The role of individuals and the control of their data is a central issue in the new European regulation (GDPR) enforced on 25th May 2018. Data portability is a new right provided under those regulations. It allows citizens to retrieve their personal data from the companies and governmental agencies that collected them, in an interoperable digital format. The goals are to enable the individual to get out of a captive ecosystem, and to favor the development of innovative personal data services beyond the existing monopolistic positions. The consequence of this new right is the design and deployment of technical platforms, commonly known as Personal Cloud. But personal cloud architectures are very diverse, ranging from cloud based solutions where millions of personal cloud are managed centrally, to self-hosting solutions. These diversity is not neutral both in terms of security and from the point of view of the chain of liabilities. The GDP-ERE project tends to study those issues in an interdisciplinary approach by the involvement of jurists and computers scientists. The two main objectives are (i) to analyze the effects of the personal cloud architectures on legal liabilities, enlightened by the analysis of the rules provided under the GDPR and (ii) to propose legal and technological evolutions to highlight the share of liability between each relevant party and create adapted tools to endorse those liabilities.
Partners: Inria (PETRUS).
The objective of the Prevadom project is to integrate IoT facilities and machine learning algorithms into the DomYcile PlugDB-enabled boxes to detect and ideally prevent loneliness and despair situations.

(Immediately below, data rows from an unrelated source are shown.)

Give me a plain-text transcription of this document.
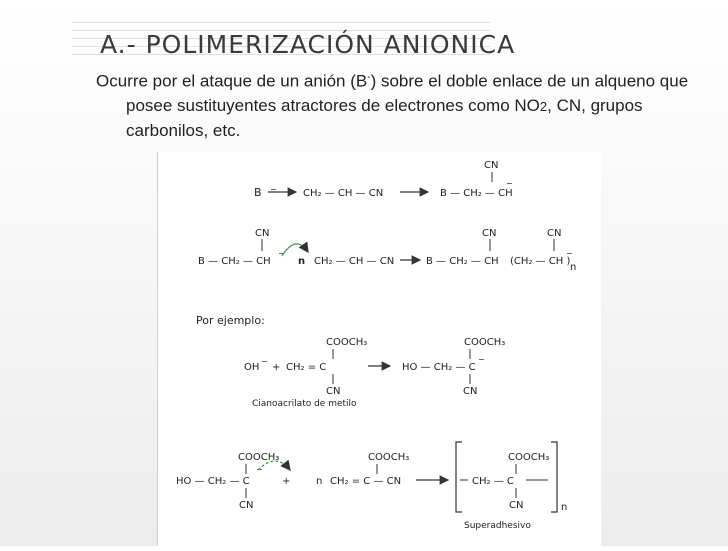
A.- POLIMERIZACIÓN ANIONICA

Ocurre por el ataque de un anión (B-) sobre el doble enlace de un alqueno que posee sustituyentes atractores de electrones como NO2, CN, grupos carbonilos, etc.

B −	CH₂ — CH — CN	B — CH₂ — CH
CN
−
B — CH₂ — CH
CN
−
n CH₂ — CH — CN	B — CH₂ — CH
CN
(CH₂ — CH )
CN
−
n
Por ejemplo:
OH
−
+ CH₂ = C
COOCH₃
CN
HO — CH₂ — C
COOCH₃
−
CN
Cianoacrilato de metilo
HO — CH₂ — C
COOCH₃
−
CN
+	n CH₂ = C — CN
COOCH₃
CH₂ — C
COOCH₃
CN	n
Superadhesivo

Such situations are peculiarly alarming during periods where patients are confined at home (e.g., during a pandemy). To this end, the PlugDB-enabled boxes will be augmented with IoT communication facilities in order to collect data from sensors (e.g., light, temperature, hygrometry, motion) and quantified-self devices (e.g., thermometer, oxymeter, blood pressure). Such raw data are highly intrusive. The objective is then to store them and analyse them with machine learning models locally (i.e., inside the box) and only externalize aggregated data or launch alarms when required.